Italics indicate word was emphasized by participant
Table 3
Clinical support illustrative quotes
(1) Surgeons as a source of clinical support
 “[My surgeon] has a good reputation. The hospital thinks the world of him…So I went to visit him and it was just a great match. He covers all the bases and tells you everything. There’s no secrets, no big surprises. He said if everything goes well, I’d only be in the hospital three days. That’s what it was.”
 “[My surgeon was] not really reassuring or anything. Very matter of fact…very ‘It’ll be this way. If that doesn’t happen, this will happen and we’ll do it that way.’ And basically that was it…he wasn’t very personable…It wasn’t any kind of conversation. It was very quick.”
 “[The surgeon] said, ‘I just wish I had more patients that were like you, that were healing quicker.’…I felt good because he did a good job and I felt good because I’d done a good job doing my exercises and everything. It was a win for both of us.”
 “[My surgeon] is so caring…even when I am crying he is like, ‘Oh, we’ll do this.
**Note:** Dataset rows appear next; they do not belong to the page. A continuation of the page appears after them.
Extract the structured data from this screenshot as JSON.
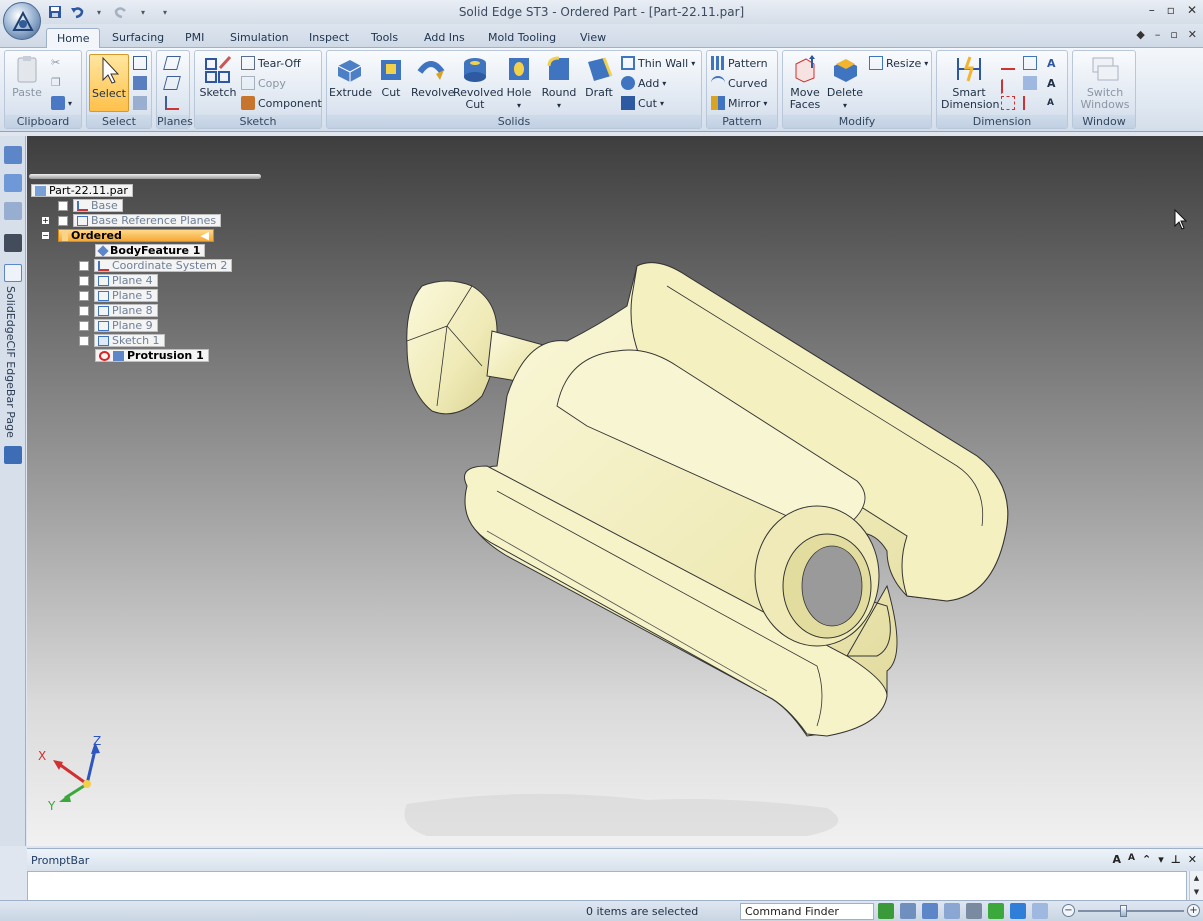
{
  "window": {
    "title": "Solid Edge ST3 - Ordered Part - [Part-22.11.par]",
    "controls": [
      "–",
      "▫",
      "✕"
    ]
  },
  "ribbon_tabs": [
    "Home",
    "Surfacing",
    "PMI",
    "Simulation",
    "Inspect",
    "Tools",
    "Add Ins",
    "Mold Tooling",
    "View"
  ],
  "ribbon": {
    "clipboard": {
      "label": "Clipboard",
      "paste": "Paste"
    },
    "select": {
      "label": "Select",
      "select": "Select"
    },
    "planes": {
      "label": "Planes"
    },
    "sketch": {
      "label": "Sketch",
      "sketch": "Sketch",
      "tear_off": "Tear-Off",
      "copy": "Copy",
      "component": "Component"
    },
    "solids": {
      "label": "Solids",
      "extrude": "Extrude",
      "cut": "Cut",
      "revolve": "Revolve",
      "revolved_cut_1": "Revolved",
      "revolved_cut_2": "Cut",
      "hole": "Hole",
      "round": "Round",
      "draft": "Draft",
      "thin_wall": "Thin Wall",
      "add": "Add",
      "cut_small": "Cut"
    },
    "pattern": {
      "label": "Pattern",
      "pattern": "Pattern",
      "curved": "Curved",
      "mirror": "Mirror"
    },
    "modify": {
      "label": "Modify",
      "move_faces_1": "Move",
      "move_faces_2": "Faces",
      "delete": "Delete",
      "resize": "Resize"
    },
    "dimension": {
      "label": "Dimension",
      "smart_1": "Smart",
      "smart_2": "Dimension"
    },
    "window_group": {
      "label": "Window",
      "switch_1": "Switch",
      "switch_2": "Windows"
    }
  },
  "edgebar": {
    "page_label": "SolidEdgeCIF EdgeBar Page"
  },
  "tree": {
    "root": "Part-22.11.par",
    "base": "Base",
    "base_ref_planes": "Base Reference Planes",
    "ordered": "Ordered",
    "body_feature": "BodyFeature 1",
    "coord_system": "Coordinate System 2",
    "plane4": "Plane 4",
    "plane5": "Plane 5",
    "plane8": "Plane 8",
    "plane9": "Plane 9",
    "sketch1": "Sketch 1",
    "protrusion1": "Protrusion 1"
  },
  "triad": {
    "x": "X",
    "y": "Y",
    "z": "Z"
  },
  "promptbar": {
    "title": "PromptBar",
    "input": ""
  },
  "status": {
    "selection": "0 items are selected",
    "command_finder": "Command Finder",
    "zoom_level": 0.42
  },
  "colors": {
    "part_fill": "#f4f1c0",
    "active_tab": "#f2f6fb",
    "ordered_highlight": "#f6a935"
  }
}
We’ll get through it.’…I knew that he was going to help me.”
 “I think the minute he heard or saw my psychiatric file, I think he probably thought this person isn’t worthy of a knee replacement.”
 “The surgeon is useless to get information out of…6 weeks [after the surgery] I went in there and he said to me something which I didn’t understand and I’m sorry I never pursued it.”
 “I’d saved up these questions. I wanted to know if it was cement or screwed in. I wanted to know if the scar was the way it should be, if the numbness should be there. He answered my questions but in a very different way than I would have assumed he’d answer them. I would think that rather than make it sound so ordinary—this isn’t an ordinary thing.”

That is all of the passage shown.